The Italian pushed Feng away and turned toward Dulla, his expression repentant. "Uazzi wished to greet our friends," he said, peering aloft. The rockets had climbed up into the maroon murk and exploded, and there were smaller explosions all around them. Balloonists had caught fire from the shower of sparks. "I helped him aim, but perhaps—perhaps my aim was not good," he said.
"Foolish one!" cried Dulla, almost dancing with rage, "Do you see what you have done?"
"I have burned up a few gasbags. Why not?" grumbled Spadetti.
"Not just gasbags! Rub the wine out of your eyes and look again. There! Is that a gasbag? Do you not see it is a human being hanging there, wondering why we have tried to kill him, anxious to return to his base with the Fats or the Greasies and report that the People's Republics have declared war? Another blunder! And one we may not survive."
"Peace, Dulla," panted Feng. "It does not matter if the Fats and the Greasies are angry at us now. Help is on the way."
"You are as big a fool as he! Shooting off fireworks like some farm brigade celebrating the overfulfillment of its cabbage quota!"
"I wish," said Feng, "that you had not been rescued, Dulla. There was less struggle here when you were with the Krinpit."
"And I wish," said Dulla, "that the Krinpit who tried to kill me was our leader here instead of you. He was less ugly, and less of a fool."
That Krinpit was many kilometers away, and at that moment almost as angry as Dulla. He had been driven to the brink of insanity with the infuriating attempts of the Poison Ghosts of the Fuel camp to converse with him, with hunger, and above all with the continual blinding uproar of the camp.

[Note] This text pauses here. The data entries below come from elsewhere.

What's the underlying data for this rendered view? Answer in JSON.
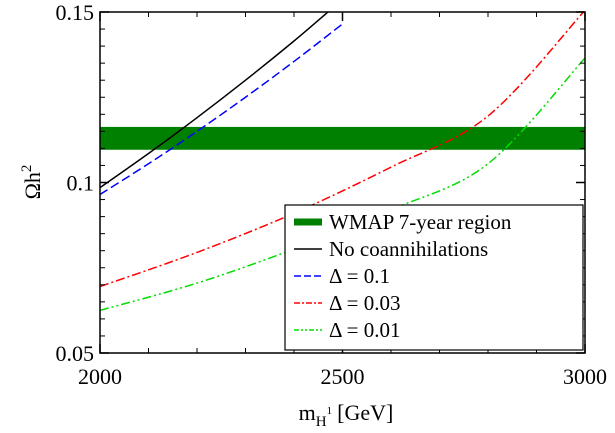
{
  "chart_data": {
    "type": "line",
    "xlabel": "m",
    "xlabel_sub": "H",
    "xlabel_sup": "1",
    "xlabel_unit": "[GeV]",
    "ylabel": "Ωh",
    "ylabel_sup": "2",
    "xlim": [
      2000,
      3000
    ],
    "ylim": [
      0.05,
      0.15
    ],
    "x_ticks": [
      2000,
      2500,
      3000
    ],
    "x_tick_labels": [
      "2000",
      "2500",
      "3000"
    ],
    "y_ticks": [
      0.05,
      0.1,
      0.15
    ],
    "y_tick_labels": [
      "0.05",
      "0.1",
      "0.15"
    ],
    "grid": false,
    "legend_position": "bottom-right",
    "band": {
      "name": "WMAP 7-year region",
      "y_range": [
        0.1096,
        0.1163
      ],
      "color": "#008000"
    },
    "series": [
      {
        "name": "No coannihilations",
        "color": "#000000",
        "dash": "solid",
        "x": [
          2000,
          2100,
          2200,
          2300,
          2400,
          2470
        ],
        "y": [
          0.0985,
          0.1085,
          0.119,
          0.13,
          0.1415,
          0.15
        ]
      },
      {
        "name": "Δ = 0.1",
        "color": "#0000ff",
        "dash": "dash",
        "x": [
          2000,
          2100,
          2200,
          2300,
          2400,
          2500
        ],
        "y": [
          0.0965,
          0.1055,
          0.115,
          0.125,
          0.1355,
          0.1465
        ]
      },
      {
        "name": "Δ = 0.03",
        "color": "#ff0000",
        "dash": "dashdot",
        "x": [
          2000,
          2200,
          2400,
          2600,
          2800,
          3000
        ],
        "y": [
          0.0695,
          0.0795,
          0.091,
          0.1045,
          0.1195,
          0.1505
        ]
      },
      {
        "name": "Δ = 0.01",
        "color": "#00dd00",
        "dash": "dashdotdot",
        "x": [
          2000,
          2200,
          2400,
          2600,
          2800,
          3000
        ],
        "y": [
          0.0625,
          0.0705,
          0.0805,
          0.092,
          0.1055,
          0.1365
        ]
      }
    ]
  }
}
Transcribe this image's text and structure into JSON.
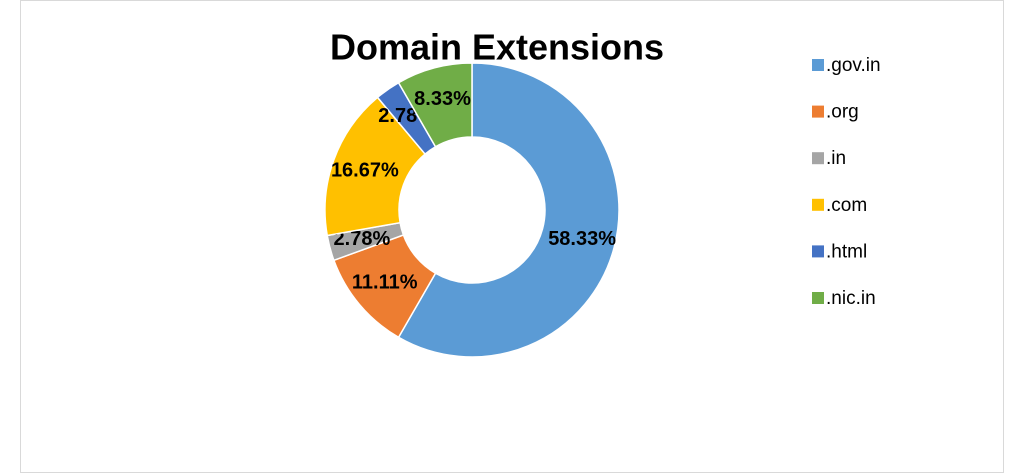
{
  "chart_data": {
    "type": "donut",
    "title": "Domain Extensions",
    "categories": [
      ".gov.in",
      ".org",
      ".in",
      ".com",
      ".html",
      ".nic.in"
    ],
    "values": [
      58.33,
      11.11,
      2.78,
      16.67,
      2.78,
      8.33
    ],
    "value_labels": [
      "58.33%",
      "11.11%",
      "2.78%",
      "16.67%",
      "2.78%",
      "8.33%"
    ],
    "colors": [
      "#5b9bd5",
      "#ed7d31",
      "#a5a5a5",
      "#ffc000",
      "#4472c4",
      "#70ad47"
    ],
    "legend": "right"
  }
}
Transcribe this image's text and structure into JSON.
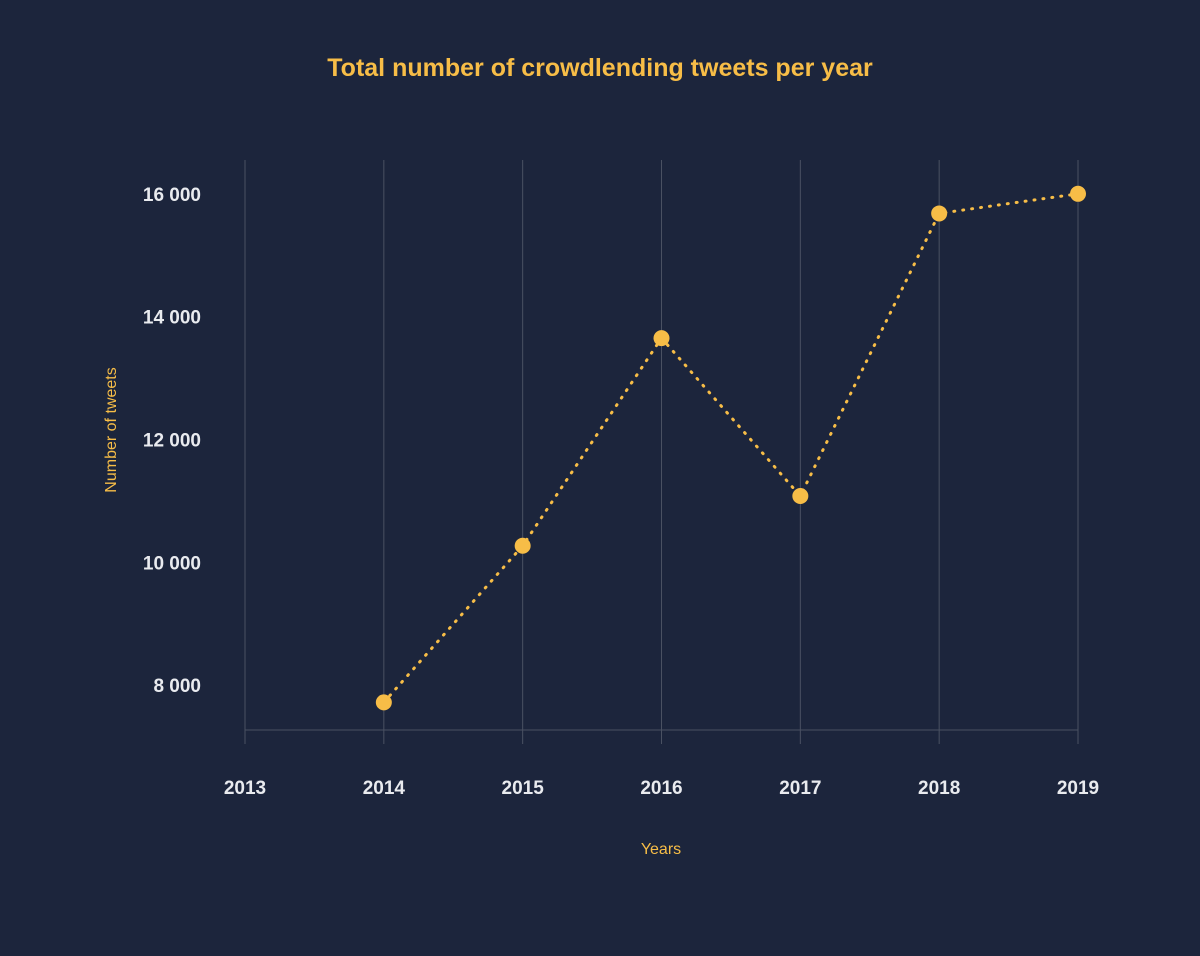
{
  "chart_data": {
    "type": "line",
    "title": "Total number of crowdlending tweets per year",
    "xlabel": "Years",
    "ylabel": "Number of tweets",
    "x_ticks": [
      "2013",
      "2014",
      "2015",
      "2016",
      "2017",
      "2018",
      "2019"
    ],
    "y_ticks": [
      {
        "value": 8000,
        "label": "8 000"
      },
      {
        "value": 10000,
        "label": "10 000"
      },
      {
        "value": 12000,
        "label": "12 000"
      },
      {
        "value": 14000,
        "label": "14 000"
      },
      {
        "value": 16000,
        "label": "16 000"
      }
    ],
    "ylim": [
      7270,
      16550
    ],
    "grid": {
      "vertical": true,
      "horizontal": false
    },
    "series": [
      {
        "x": [
          2014,
          2015,
          2016,
          2017,
          2018,
          2019
        ],
        "values": [
          7720,
          10270,
          13650,
          11080,
          15680,
          16000
        ],
        "line_style": "dotted",
        "color": "#f7bd47"
      }
    ],
    "colors": {
      "background": "#1c253c",
      "accent": "#f7bd47",
      "tick_text": "#e9ebef",
      "grid": "#4a5162"
    }
  }
}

In the noisy, bright world of the Krinpit there was never a time of silence. But the level of sound was always manageable: sixty or seventy decibels most of the time, except for the occasional thunderclap of a storm. It almost never reached over seventy-five.
To Sha
rn-igon, the Fuel camp was torture. Sometimes it was quiet and dim, sometimes blindingly loud. The Krinpit had no internal-combustion engines to punish their auditory nerves. The Greasies had dozens of them. Sharn-igon had no conception of how they worked or what they were for, but he could recognize each of them when it was operating: high clatter of the drilling machine, rubbery roar of the helicopter, rattle and whine of the power saws, steady chug of the water pump. He had arrived at the camp almost blind, for the near- ness of the helicopter's turbojet had affected his hearing just as staring at the uncaged sun would damage a human's eyes; the afterimage lasted for days and was still maddeningly distorting to his perceptions. He had been penned behind steel bars as soon as he arrived. However hard he gnawed and sawed, the bars of the cage would not give. As soon as he made a little scratch in one it was replaced. The Poison Ghosts troubled him endlessly, echoing his name and his sounds in a weirdly frightening way. Sharn-igon knew nothing of tape recording, and to hear his own sounds played back to him was as shattering an experience as it would be for a human to see his own form suddenly appear before him. He had realized that the Poison Ghosts wanted to communicate with him and had understood a tiny portion of what they were trying to say. But he seldom replied. He had nothing to say to them.
And he was nearly starving. He survived, barely, on the little he would eat of what they put before him—mostly vegetation, of which he disdained the majority as a human being would spurn thistle and grass. His hunger was maddeningly stimulated because he could smell the tasty nearness of Ghosts Below penned near him, and even a Ghost Above now and then. But the Poison Ghosts never brought him any of these to eat. And always there was the blinding roar of noise, or the equally unpleasant silences when the camp slept and only the faint echo from tents and soft bodies kept him company. Human beings, scantily fed on bread and water in an isolation cell, with bright lights denying them sleep, go mad. Sharn-igon was not far from it.